Que pensez de cette mesure annoncée samedi par Jean Castex ?

C’est affligeant. C’est affligeant de vouloir régler les problèmes du trafic en taxant  les usagers par cette amende forfaitaire pour usage de stupéfiants dans les lieux publics, qui ne s’accompagne même pas d’une incitation aux soins.

Le permis de fumer moyennant une amende à payer de 200 euros.

En termes de prévention des addictions et des conduites addictives, ça n’a aucun sens. Ensuite, le deuxième argument, c’est que soi-disant, c’est pour plus d’efficacité et de simplicité du travail policier… La police et les gendarmes n’ont ils rien de mieux à faire pour assurer la sécurité des citoyens?

Pour Yann Bisiou, professeur de Droit à l’université Paul Valéry à Montpellier, qui dénonce une mesure contre-productive en termes de santé publique et inadaptée à lutter contre le trafic.

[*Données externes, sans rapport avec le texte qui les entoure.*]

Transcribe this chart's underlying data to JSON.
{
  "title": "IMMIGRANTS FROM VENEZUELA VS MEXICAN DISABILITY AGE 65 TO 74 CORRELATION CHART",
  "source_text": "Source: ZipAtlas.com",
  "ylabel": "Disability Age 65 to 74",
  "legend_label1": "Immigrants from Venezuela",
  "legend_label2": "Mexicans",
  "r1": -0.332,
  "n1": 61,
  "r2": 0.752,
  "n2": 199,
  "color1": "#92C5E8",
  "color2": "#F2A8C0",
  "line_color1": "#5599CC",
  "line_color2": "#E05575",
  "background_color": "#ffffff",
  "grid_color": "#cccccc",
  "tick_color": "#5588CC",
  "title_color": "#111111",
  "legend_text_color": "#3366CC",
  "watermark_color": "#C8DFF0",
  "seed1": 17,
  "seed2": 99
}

« C’est de l’hypocrisie, c’est de l’effet d’annonce. C’est en réalité une très vieille proposition qui traîne dans les cartons depuis une quinzaine d’années et qui était portée par certains syndicats policiers. Donc c’est donner des gages à certains syndicats policiers, mais ce n’est absolument pas une politique de santé publique. Bien sur que la légalisation par l’État ne règlerait pas tout. Mais elle réduirait considérablement certains effets. Et surtout n’entraînerait pas d’augmentation des consommations chez les jeunes. La légalisation permet de parler du produit, de ses risques, parce que le cannabis ce n’est pas anodin. C’est comme tous les produits, comme le tabac, comme tous les produits toxiques, ça a des conséquences qui peuvent être dangereuses. Donc, légaliser, ça permet d’informer. Ça permet d’échanger et ça permet de discuter. La deuxième chose, c’est que ça permet aussi de contrôler la nature du produit. C’est à dire que l’État définit les qualités de produit qui sont commercialisés et vous pouvez avoir un suivi, un traçage des produits consommés, ce qui n’est absolument pas le cas actuellement où les gens peuvent consommer un peu n’importe quoi. 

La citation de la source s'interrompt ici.